Former and current top BLS and BEA officials publish paper

Difficulties in adjusting to the digital economy and globalization have led to a chronic overstatement of inflation and, in turn, an understatement of real GDP. That's according to five current and former BLS and BEA researchers.

"Based on our analysis of bias estimates performed by experts external to the Bureau of Labor Statistics and the Bureau of Economic Analysis, we find that these influences on existing price indexes may overstate inflation in the categories of 'personal consumption expenditures' and 'private fixed investment,' leading to a corresponding understatement of real economic growth of less than one-half percentage point per year," they write.

The paper wades into the thorny issues about how to adjust prices to technological change. In addition, it touches on trade with a thinly-veiled reference to how iPhones are produced.

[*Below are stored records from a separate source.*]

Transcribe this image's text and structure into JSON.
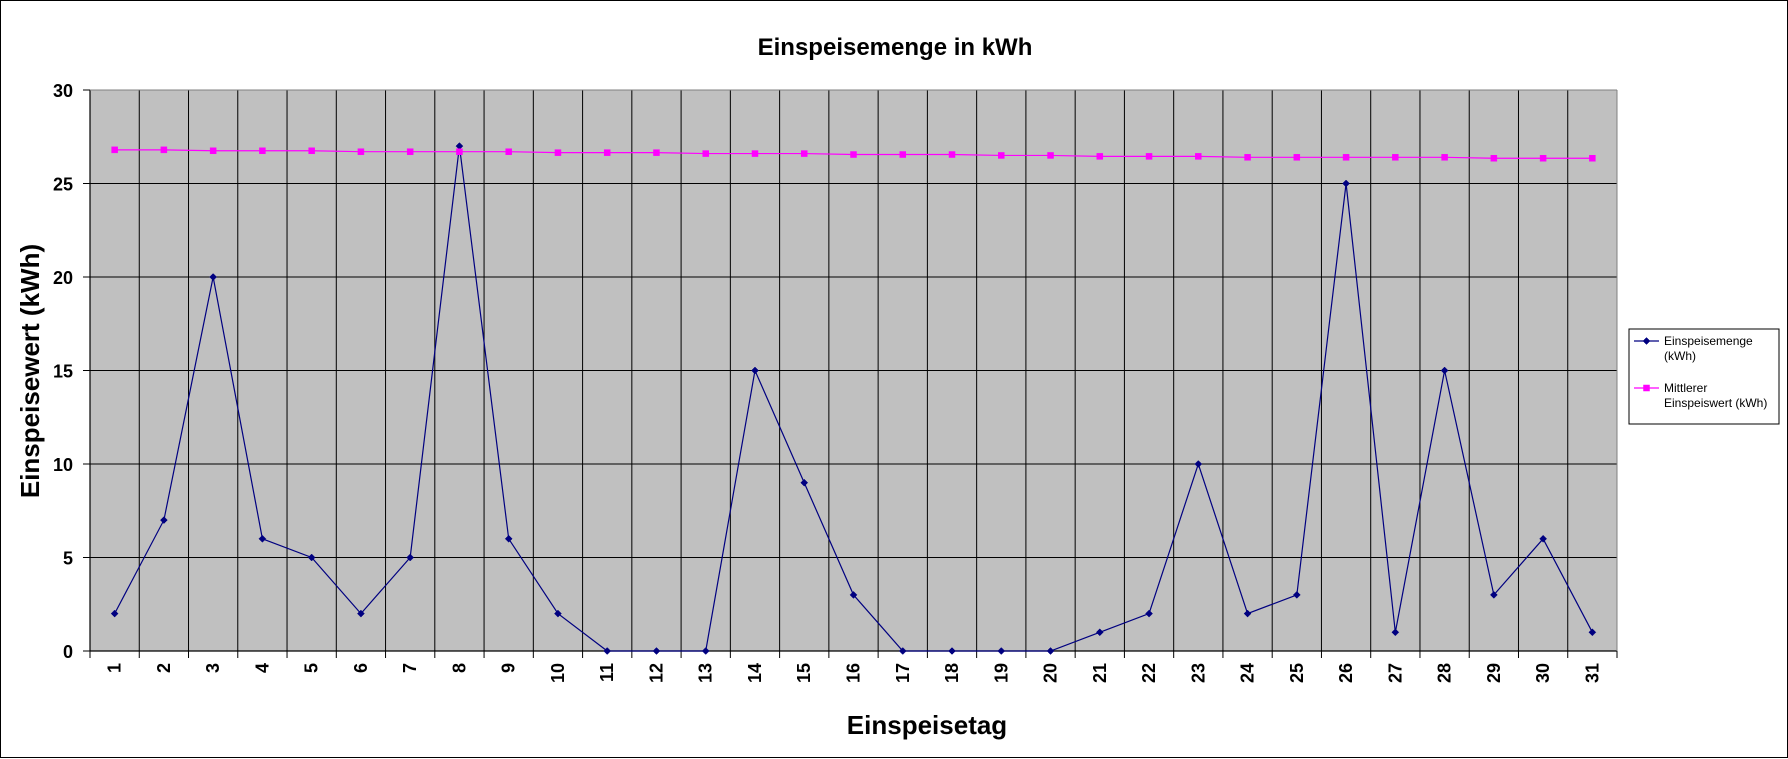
{
  "chart_data": {
    "type": "line",
    "title": "Einspeisemenge in kWh",
    "xlabel": "Einspeisetag",
    "ylabel": "Einspeisewert  (kWh)",
    "ylim": [
      0,
      30
    ],
    "yticks": [
      0,
      5,
      10,
      15,
      20,
      25,
      30
    ],
    "grid": true,
    "legend_position": "right",
    "plot_background": "#c0c0c0",
    "categories": [
      "1",
      "2",
      "3",
      "4",
      "5",
      "6",
      "7",
      "8",
      "9",
      "10",
      "11",
      "12",
      "13",
      "14",
      "15",
      "16",
      "17",
      "18",
      "19",
      "20",
      "21",
      "22",
      "23",
      "24",
      "25",
      "26",
      "27",
      "28",
      "29",
      "30",
      "31"
    ],
    "series": [
      {
        "name": "Einspeisemenge (kWh)",
        "legend_lines": [
          "Einspeisemenge",
          "(kWh)"
        ],
        "color": "#000080",
        "marker": "diamond",
        "values": [
          2,
          7,
          20,
          6,
          5,
          2,
          5,
          27,
          6,
          2,
          0,
          0,
          0,
          15,
          9,
          3,
          0,
          0,
          0,
          0,
          1,
          2,
          10,
          2,
          3,
          25,
          1,
          15,
          3,
          6,
          1
        ]
      },
      {
        "name": "Mittlerer Einspeiswert (kWh)",
        "legend_lines": [
          "Mittlerer",
          "Einspeiswert (kWh)"
        ],
        "color": "#ff00ff",
        "marker": "square",
        "values": [
          26.8,
          26.8,
          26.75,
          26.75,
          26.75,
          26.7,
          26.7,
          26.7,
          26.7,
          26.65,
          26.65,
          26.65,
          26.6,
          26.6,
          26.6,
          26.55,
          26.55,
          26.55,
          26.5,
          26.5,
          26.45,
          26.45,
          26.45,
          26.4,
          26.4,
          26.4,
          26.4,
          26.4,
          26.35,
          26.35,
          26.35
        ]
      }
    ]
  }
}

"In a globalized economy, many goods are US-designed (an investment) but manufactured abroad. This practice creates particular problems in accounting for the domestic value of intellectual property. For example, consider a smartphone that is designed in the United States, produced in an Asian country, and then purchased and imported by the US firm for final sale. The Bureau of Economic Analysis counts the wholesale value of the phone, which may include the value of the US firm's intellectual property, as an import and in final sales. Ideally, BEA would also capture the export of the intellectual property to the foreign producer on its surveys of international trade in services. However, under certain contract manufacturing arrangements, there may be no separate transaction for exports of design/software to the Asian manufacturer, thus understating exports in the national accounts," they report.

The paper was published earlier in the month but is getting some attention today.

It's almost taboo to talk about how difficult -- if no impossible -- it is to get good economic data. Dozens of assumptions and adjustments go into every report and it undermines monetary policy, if not financial markets.

An adjustment error of 0.2 percentage points per year in four separate years seems small but it's compounded over time.

In any case, the paper is a great primer on the challenges and assumptions that go into economic data.

Better yet, rather than appointing a dozen officials to the FOMC who are slavishly dedicated to the data; they could help to balance the discussion by adding an experienced BLS or BEA statistician.